Township suggests park on county land sought by youth camp, neighbors
FLOODWOOD — Fredenberg Township has added another twist to the saga of how to handle 80 acres of tax-forfeited county land that both neighbors and a youth adventure camp want to acquire.
A town supervisor on Tuesday told the St. Louis County Board that the township would consider acquiring the land near Island Lake for a township park that would remain undeveloped and open to the public — presumably including campers at Positive Energy Outdoors — for recreation such as snowmobiling and cross-country skiing.
Positive Energy Outdoors recently made an effort to acquire the land, adjacent to the camp’s 35 acres, to ensure it can continue offering youth activities on that parcel. Blake Cazier and Stephanie Love, the husband-and-wife team that operates the camp, want to buy 200 acres of forested land elsewhere and trade with the county.
The camp has been using trails on the county land since 1997 and its owners say access to the land is critical for Positive Energy programs that introduce more than 1,000 children to outdoor activities every year — from kayaking and rock climbing to dogsledding, sleigh rides, hiking and more. More than three-fourths of those kids are from Twin Ports-area schools, including Duluth and Hermantown, while some come from as far away as Mexico.
But some neighbors protested the land trade, saying they would like to bid on the property in a public auction, the process usually used to dispose of tax-forfeited land. They said it’s unfair to cut a special deal with the camp.
That left the County Board with a quandary — and left the issue still hanging with no action taken on either a trade or public auction. Commissioners last week tabled a motion to sell the land, and that motion officially died without action Tuesday at the board’s regular meeting in Floodwood.
County Commissioner Steve Raukar on Tuesday also raised the possibility of the county officially designating the parcel as a county park. St. Louis County, while the largest of the state’s 87 counties, has no official county parks.
The land currently remains under county management and is open to public activities unless and until it is sold.
Commissioners hinted that they expect some sort of amicable resolution sometime soon.
In addition to the debate over what to do with the land, there’s also concern over conflicts between motorized and nonmotorized uses and who has the right to open or close trails on the land.
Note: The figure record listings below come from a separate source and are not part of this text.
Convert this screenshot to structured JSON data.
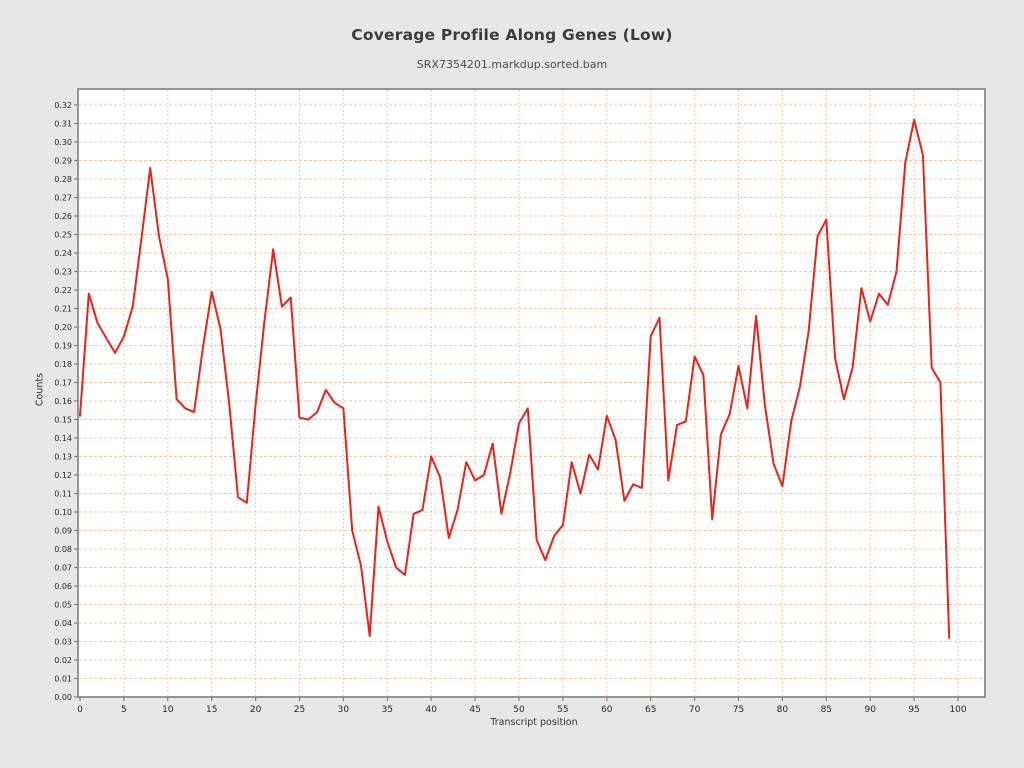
{
  "page": {
    "background": "#e7e7e7"
  },
  "header": {
    "title": "Coverage Profile Along Genes (Low)",
    "subtitle": "SRX7354201.markdup.sorted.bam"
  },
  "chart_data": {
    "type": "line",
    "title": "Coverage Profile Along Genes (Low)",
    "subtitle": "SRX7354201.markdup.sorted.bam",
    "xlabel": "Transcript position",
    "ylabel": "Counts",
    "xlim": [
      0,
      103
    ],
    "ylim": [
      0.0,
      0.32
    ],
    "grid": "dashed",
    "legend": "none",
    "colors": {
      "line": "#e8231a",
      "grid": "#f5c8a3",
      "border": "#7d7d7d",
      "tick_text": "#262626",
      "background": "#ffffff"
    },
    "x_ticks": [
      0,
      5,
      10,
      15,
      20,
      25,
      30,
      35,
      40,
      45,
      50,
      55,
      60,
      65,
      70,
      75,
      80,
      85,
      90,
      95,
      100
    ],
    "y_ticks": [
      "0.00",
      "0.01",
      "0.02",
      "0.03",
      "0.04",
      "0.05",
      "0.06",
      "0.07",
      "0.08",
      "0.09",
      "0.10",
      "0.11",
      "0.12",
      "0.13",
      "0.14",
      "0.15",
      "0.16",
      "0.17",
      "0.18",
      "0.19",
      "0.20",
      "0.21",
      "0.22",
      "0.23",
      "0.24",
      "0.25",
      "0.26",
      "0.27",
      "0.28",
      "0.29",
      "0.30",
      "0.31",
      "0.32"
    ],
    "y_tick_step": 0.01,
    "series": [
      {
        "name": "SRX7354201.markdup.sorted.bam",
        "x_start": 0,
        "x_step": 1,
        "values": [
          0.152,
          0.218,
          0.202,
          0.194,
          0.186,
          0.195,
          0.211,
          0.248,
          0.286,
          0.249,
          0.226,
          0.161,
          0.156,
          0.154,
          0.189,
          0.219,
          0.199,
          0.158,
          0.108,
          0.105,
          0.158,
          0.203,
          0.242,
          0.211,
          0.216,
          0.151,
          0.15,
          0.154,
          0.166,
          0.159,
          0.156,
          0.09,
          0.071,
          0.033,
          0.103,
          0.084,
          0.07,
          0.066,
          0.099,
          0.101,
          0.13,
          0.119,
          0.086,
          0.101,
          0.127,
          0.117,
          0.12,
          0.137,
          0.099,
          0.121,
          0.148,
          0.156,
          0.085,
          0.074,
          0.087,
          0.093,
          0.127,
          0.11,
          0.131,
          0.123,
          0.152,
          0.139,
          0.106,
          0.115,
          0.113,
          0.195,
          0.205,
          0.117,
          0.147,
          0.149,
          0.184,
          0.174,
          0.096,
          0.142,
          0.153,
          0.179,
          0.156,
          0.206,
          0.158,
          0.126,
          0.114,
          0.149,
          0.168,
          0.198,
          0.249,
          0.258,
          0.183,
          0.161,
          0.178,
          0.221,
          0.203,
          0.218,
          0.212,
          0.23,
          0.289,
          0.312,
          0.293,
          0.178,
          0.17,
          0.032
        ]
      }
    ]
  }
}
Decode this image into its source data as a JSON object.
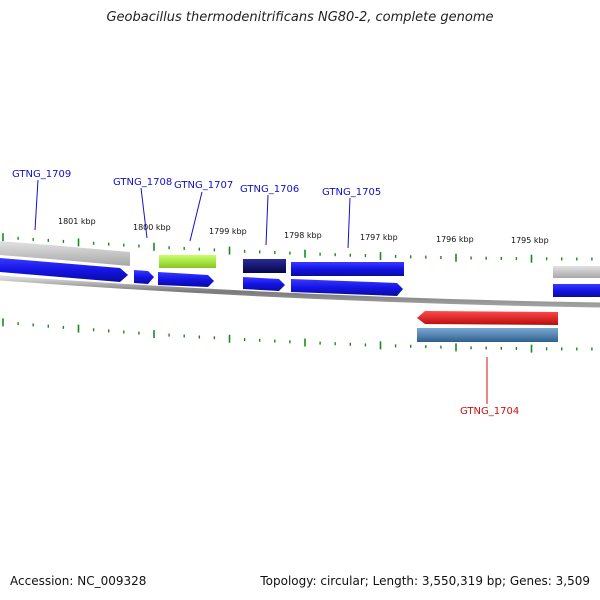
{
  "title": "Geobacillus thermodenitrificans NG80-2, complete genome",
  "footer": {
    "accession": "Accession: NC_009328",
    "summary": "Topology: circular; Length: 3,550,319 bp; Genes: 3,509"
  },
  "colors": {
    "tick": "#1a8a1a",
    "label_forward": "#1010c8",
    "label_reverse": "#d01010",
    "backbone": "#888888",
    "gene_blue": "#1414e6",
    "gene_navy": "#0c0c6e",
    "gene_lime": "#a4e83a",
    "gene_grey": "#c4c4c4",
    "gene_red": "#ee1a1a",
    "gene_steel": "#4a82b4"
  },
  "ruler": {
    "unit": "kbp",
    "labels": [
      "1801 kbp",
      "1800 kbp",
      "1799 kbp",
      "1798 kbp",
      "1797 kbp",
      "1796 kbp",
      "1795 kbp"
    ]
  },
  "genes": [
    {
      "name": "GTNG_1709",
      "strand": "+"
    },
    {
      "name": "GTNG_1708",
      "strand": "+"
    },
    {
      "name": "GTNG_1707",
      "strand": "+"
    },
    {
      "name": "GTNG_1706",
      "strand": "+"
    },
    {
      "name": "GTNG_1705",
      "strand": "+"
    },
    {
      "name": "GTNG_1704",
      "strand": "-"
    }
  ]
}
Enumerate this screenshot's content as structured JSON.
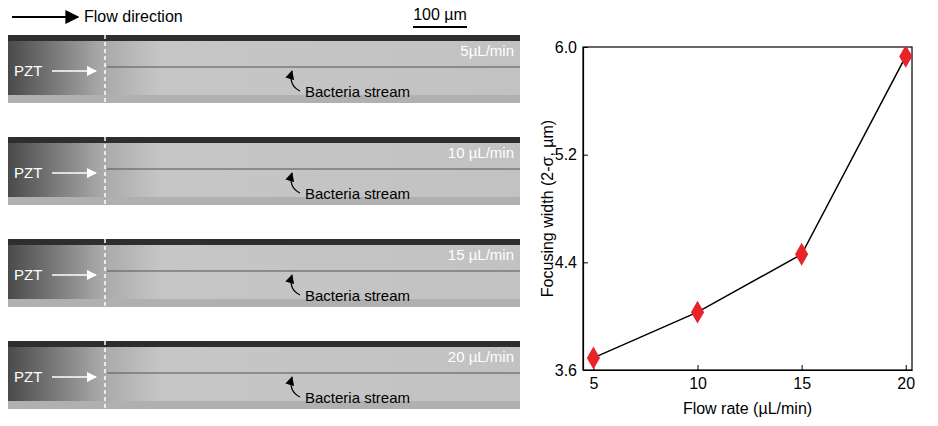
{
  "header": {
    "flow_label": "Flow direction",
    "scale_bar": "100 µm"
  },
  "panels": [
    {
      "pzt": "PZT",
      "flow_rate": "5µL/min",
      "stream_label": "Bacteria stream"
    },
    {
      "pzt": "PZT",
      "flow_rate": "10 µL/min",
      "stream_label": "Bacteria stream"
    },
    {
      "pzt": "PZT",
      "flow_rate": "15 µL/min",
      "stream_label": "Bacteria stream"
    },
    {
      "pzt": "PZT",
      "flow_rate": "20 µL/min",
      "stream_label": "Bacteria stream"
    }
  ],
  "chart_data": {
    "type": "line",
    "xlabel": "Flow rate (µL/min)",
    "ylabel": "Focusing width (2-σ, µm)",
    "x": [
      5,
      10,
      15,
      20
    ],
    "values": [
      3.69,
      4.03,
      4.46,
      5.93
    ],
    "color": "#e8232a",
    "marker": "diamond",
    "line_style": "solid",
    "xlim": [
      4.5,
      20.3
    ],
    "xticks": [
      5,
      10,
      15,
      20
    ],
    "ylim": [
      3.6,
      6.0
    ],
    "yticks": [
      3.6,
      4.4,
      5.2,
      {
        "value": 6,
        "label": "6.0"
      }
    ],
    "grid": false
  }
}
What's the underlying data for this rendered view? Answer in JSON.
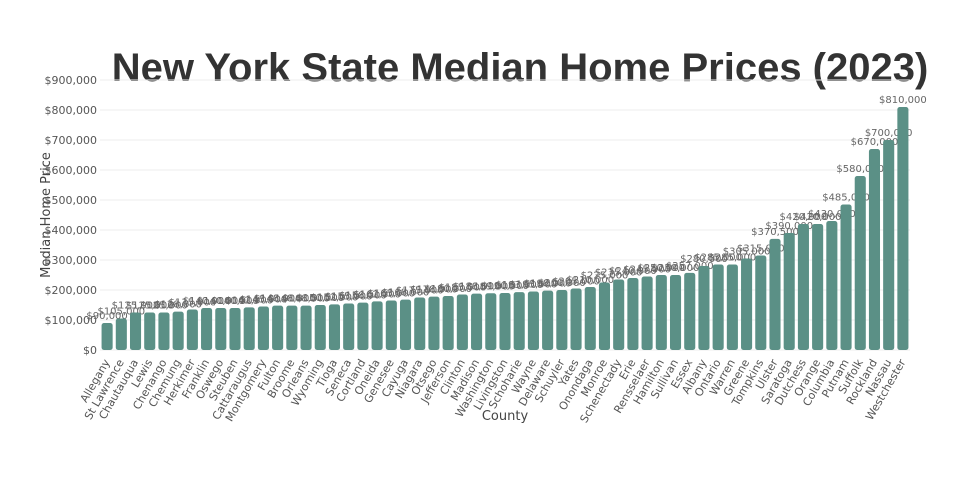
{
  "chart_data": {
    "type": "bar",
    "title": "New York State Median Home Prices (2023)",
    "x_label": "County",
    "y_label": "Median Home Price",
    "color": "#5b9086",
    "grid": true,
    "categories": [
      "Allegany",
      "St Lawrence",
      "Chautauqua",
      "Lewis",
      "Chenango",
      "Chemung",
      "Herkimer",
      "Franklin",
      "Oswego",
      "Steuben",
      "Cattaraugus",
      "Montgomery",
      "Fulton",
      "Broome",
      "Orleans",
      "Wyoming",
      "Tioga",
      "Seneca",
      "Cortland",
      "Oneida",
      "Genesee",
      "Cayuga",
      "Niagara",
      "Otsego",
      "Jefferson",
      "Clinton",
      "Madison",
      "Washington",
      "Livingston",
      "Schoharie",
      "Wayne",
      "Delaware",
      "Schuyler",
      "Yates",
      "Onondaga",
      "Monroe",
      "Schenectady",
      "Erie",
      "Rensselaer",
      "Hamilton",
      "Sullivan",
      "Essex",
      "Albany",
      "Ontario",
      "Warren",
      "Greene",
      "Tompkins",
      "Ulster",
      "Saratoga",
      "Dutchess",
      "Orange",
      "Columbia",
      "Putnam",
      "Suffolk",
      "Rockland",
      "Nassau",
      "Westchester"
    ],
    "values": [
      90000,
      105000,
      125000,
      125000,
      125000,
      128000,
      135000,
      140000,
      140000,
      140000,
      142000,
      145000,
      148000,
      148000,
      148000,
      150000,
      152000,
      155000,
      158000,
      162000,
      165000,
      168000,
      175000,
      178000,
      180000,
      185000,
      188000,
      189000,
      190000,
      193000,
      195000,
      198000,
      200000,
      205000,
      210000,
      225000,
      235000,
      240000,
      245000,
      250000,
      250000,
      257000,
      280000,
      285000,
      285000,
      305000,
      315000,
      370500,
      390000,
      420000,
      420000,
      430000,
      485000,
      580000,
      670000,
      700000,
      810000
    ],
    "value_labels": [
      "$90,000",
      "$105,000",
      "$125,000",
      "$125,000",
      "$125,000",
      "$128,000",
      "$135,000",
      "$140,000",
      "$140,000",
      "$140,000",
      "$142,000",
      "$145,000",
      "$148,000",
      "$148,000",
      "$148,000",
      "$150,000",
      "$152,000",
      "$155,000",
      "$158,000",
      "$162,000",
      "$165,000",
      "$168,000",
      "$175,000",
      "$178,000",
      "$180,000",
      "$185,000",
      "$188,000",
      "$189,000",
      "$190,000",
      "$193,000",
      "$195,000",
      "$198,000",
      "$200,000",
      "$205,000",
      "$210,000",
      "$225,000",
      "$235,000",
      "$240,000",
      "$245,000",
      "$250,000",
      "$250,000",
      "$257,000",
      "$280,000",
      "$285,000",
      "$285,000",
      "$305,000",
      "$315,000",
      "$370,500",
      "$390,000",
      "$420,000",
      "$420,000",
      "$430,000",
      "$485,000",
      "$580,000",
      "$670,000",
      "$700,000",
      "$810,000"
    ],
    "ylim": [
      0,
      900000
    ],
    "yticks": [
      {
        "value": 0,
        "label": "$0"
      },
      {
        "value": 100000,
        "label": "$100,000"
      },
      {
        "value": 200000,
        "label": "$200,000"
      },
      {
        "value": 300000,
        "label": "$300,000"
      },
      {
        "value": 400000,
        "label": "$400,000"
      },
      {
        "value": 500000,
        "label": "$500,000"
      },
      {
        "value": 600000,
        "label": "$600,000"
      },
      {
        "value": 700000,
        "label": "$700,000"
      },
      {
        "value": 800000,
        "label": "$800,000"
      },
      {
        "value": 900000,
        "label": "$900,000"
      }
    ]
  }
}
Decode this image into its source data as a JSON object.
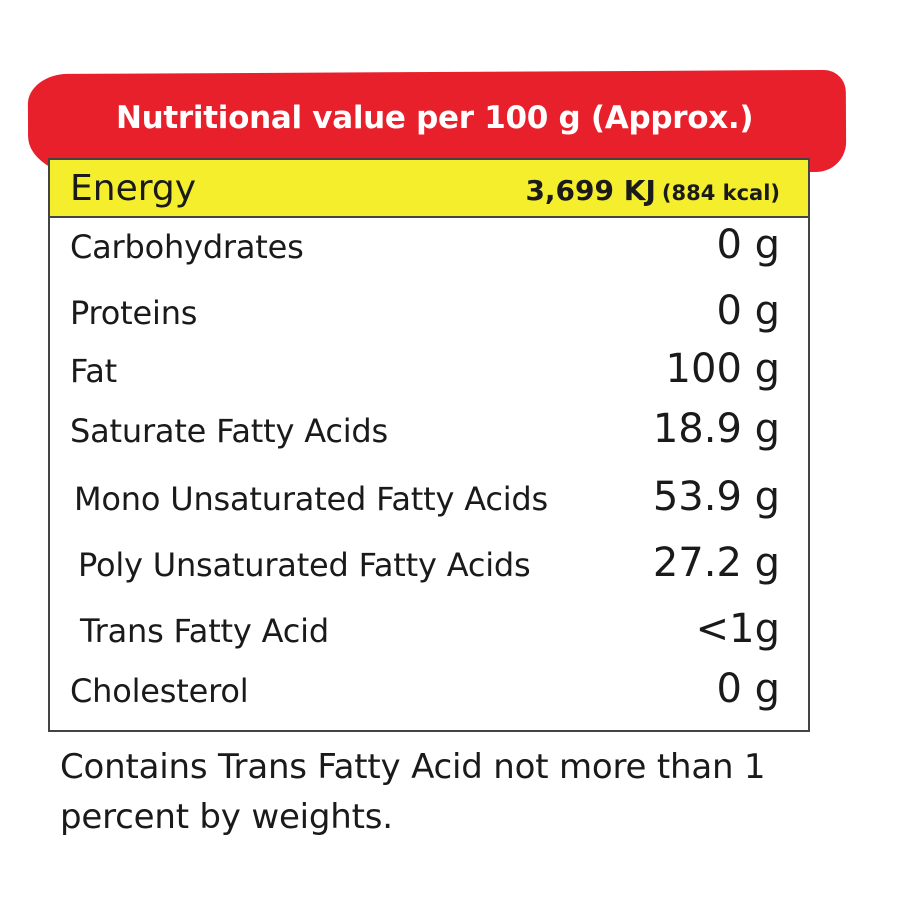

Commissioner Keith Nelson of Fayal Township said the board needs to act quickly to resolve the land use conflicts at the site and conflicts between neighbors and the camp.
“Someone is going to get hurt in Fredenberg Township if we don’t have the courage to deal with this issue,” Nelson said. “This is not just a sled dog issue … not just a neighborhood squabble … it’s a public safety issue.”
Board backs lawsuit settlement over crash
Meanwhile, commissioners on Tuesday voted 6-1 to approve a mediated settlement in a wrongful death lawsuit that named the county as a defendant.
The board agreed to pay $100,000 to the family of Hannah Wilson.
Wilson, 16, of Virginia, was driving at the intersection of Industrial Park Drive and U.S. Highway 53 in Eveleth on Sept. 19, 2012, when her vehicle was struck by an SUV driven by then 38-year-old Jeffrey J. Reed of Hibbing. Wilson’s family named Reed, St. Louis County, Benchmark Engineering Inc. of Mountain Iron and Jola & Sopp Excavating Inc. of Hibbing as defendants in the civil suit, saying a poorly designed road construction area at the site contributed to the accident and her death.
The suit, filed in state court in Virginia, claims that the two companies involved were negligent because of an improperly placed road construction sign that blocked motorists’ view of oncoming traffic. The suit alleges that St. Louis County “ignored warnings of a dangerously placed sign” at the accident location and thus is negligent.
Commissioner Keith Nelson of Fayal Township voted against the settlement, he said, as a protest vote in support of 911 operators who, he said, were overworked.
The Wilson family’s attorney told the News Tribune on Monday that the county’s action will now trigger mediated settlements with the private parties involved in the suit.